Et ce défi, les Grenoblois l'ont cette fois relevé. Pour ce qui est du jeu, la démonstration aura singulièrement prêché dans la manière, mais pour ce qui est du réalisme, Montpellier n'a pu qu'admettre la supériorité de son hôte du soir, ce que Rolland Courbis, l'entraîneur montpelliérain, reconnaissait volontiers au micro d'Eurosport: "On a fait un match trop moyen, même si on était plus prêt du 1-1 que du 2-0 en seconde période. Mais le petit brin de réussite vient toujours du côté de l'équipe qui le mérite et ce n'était pas nous ce soir." Un discours des plus fair-play auquel répondait la satisfaction de Bazdarevic: "On ne l'a pas volé et c'est un soulagement parce que cela faisait deux ou trois matches qu'on n'était pas récompensés. Le technicien isérois qui admettait à demi-mots la piètre qualité du jeu pratiqué par sa formation: J'espère qu'on va retrouver notre jeu et qu'on pourra voir un Grenoble encore meilleur à l'avenir."

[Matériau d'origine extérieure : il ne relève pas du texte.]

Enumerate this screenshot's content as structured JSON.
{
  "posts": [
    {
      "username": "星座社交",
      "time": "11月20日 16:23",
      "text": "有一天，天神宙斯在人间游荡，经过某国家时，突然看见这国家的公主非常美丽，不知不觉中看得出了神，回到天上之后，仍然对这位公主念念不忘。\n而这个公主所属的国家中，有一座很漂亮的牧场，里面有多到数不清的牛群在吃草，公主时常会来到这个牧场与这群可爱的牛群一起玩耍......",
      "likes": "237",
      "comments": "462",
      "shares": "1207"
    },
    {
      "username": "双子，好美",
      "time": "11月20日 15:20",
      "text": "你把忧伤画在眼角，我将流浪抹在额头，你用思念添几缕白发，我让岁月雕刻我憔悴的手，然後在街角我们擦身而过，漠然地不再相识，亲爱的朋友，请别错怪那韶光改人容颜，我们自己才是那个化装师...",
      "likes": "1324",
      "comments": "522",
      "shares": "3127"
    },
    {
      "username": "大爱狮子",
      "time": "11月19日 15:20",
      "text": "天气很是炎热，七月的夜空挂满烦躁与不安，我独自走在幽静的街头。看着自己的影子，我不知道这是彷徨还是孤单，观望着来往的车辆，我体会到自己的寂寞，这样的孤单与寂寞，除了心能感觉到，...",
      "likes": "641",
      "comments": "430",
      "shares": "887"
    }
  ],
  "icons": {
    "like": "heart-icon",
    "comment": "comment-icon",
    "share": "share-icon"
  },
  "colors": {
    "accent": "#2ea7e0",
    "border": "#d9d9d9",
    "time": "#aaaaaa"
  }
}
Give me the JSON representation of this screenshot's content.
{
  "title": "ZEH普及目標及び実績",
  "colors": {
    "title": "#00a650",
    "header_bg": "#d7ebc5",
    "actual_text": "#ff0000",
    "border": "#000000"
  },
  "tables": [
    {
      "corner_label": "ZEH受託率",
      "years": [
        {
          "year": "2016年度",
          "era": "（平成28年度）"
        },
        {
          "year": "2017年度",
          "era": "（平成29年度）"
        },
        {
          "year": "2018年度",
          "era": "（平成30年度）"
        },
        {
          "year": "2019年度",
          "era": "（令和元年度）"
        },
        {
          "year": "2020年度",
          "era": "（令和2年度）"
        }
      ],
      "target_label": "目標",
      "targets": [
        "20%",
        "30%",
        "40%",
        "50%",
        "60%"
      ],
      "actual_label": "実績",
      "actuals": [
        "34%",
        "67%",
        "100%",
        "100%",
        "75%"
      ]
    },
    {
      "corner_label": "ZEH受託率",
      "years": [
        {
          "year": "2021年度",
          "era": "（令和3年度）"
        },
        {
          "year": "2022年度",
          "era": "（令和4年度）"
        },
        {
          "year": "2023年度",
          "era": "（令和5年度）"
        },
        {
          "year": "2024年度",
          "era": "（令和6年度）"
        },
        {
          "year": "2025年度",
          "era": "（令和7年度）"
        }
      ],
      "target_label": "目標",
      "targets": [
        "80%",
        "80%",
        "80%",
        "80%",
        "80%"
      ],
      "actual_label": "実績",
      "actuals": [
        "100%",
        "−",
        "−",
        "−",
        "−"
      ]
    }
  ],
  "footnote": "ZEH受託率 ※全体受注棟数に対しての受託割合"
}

Le grand numéro de Djadjedje
Mais alors que les Isérois, bien décidés à récupérer leur place sur le podium, entendent enflammer ce début de match, Grenoble a toutes les peines à bousculer une équipe héraultaise organisée et bien en place sur la pelouse de Lesdiguières. Tant et si bien que les vingt premières minutes ne donnent lieu à aucune occasion digne de ce nom et c'est même plutôt Montpellier qui domine cette entame et inquiète Grégory Wimbée sur ce bon coup-franc de Grégory Lacombe que Malek Ait Alia ne peut détourner (21e). Mais la première étincelle dans le jeu est la bonne pour Grenoble avec à l'origine le débordement de Franck Djadjedje, qui sollicite le une-deux avec Bouchaïb El Moubarki, et dont le grand pont met dans le vent Gino Padula, pourtant plutôt à son avantage depuis le coup d'envoi. Le centre parfait de l'ancien parisien trouve au second poteau la tête victorieuse de Hristro Yanev. Le Bulgare n'a plus qu'à ajuster son coup de tête pour battre un Geoffrey Jourdren impuissant et inscrire son deuxième but de la saison (1-0, 24e).
Une ouverture du score qui coupait les jambes des joueurs de Courbis et libérait les Grenoblois, à l'image de cette bonne frappe de Biagui Kamissoko obligeant Jourdren à se coucher (34e). Les débats se durcissent, curieusement sous l'impulsion des Isérois, et la fin de cette première période est marquée par l'agression sur le capitaine montpelliérain, Bruno Carotti, du buteur Yanev, auteur d'une vilaine semelle et sanctionné d'un carton jaune (39e), tout comme son coéquipier Jimmy Mainfroi fautif loin du jeu sur Karim Ait Fana (36e). Ce sera tout pour ce premier acte et la pause est bienvenue pour calmer les esprits.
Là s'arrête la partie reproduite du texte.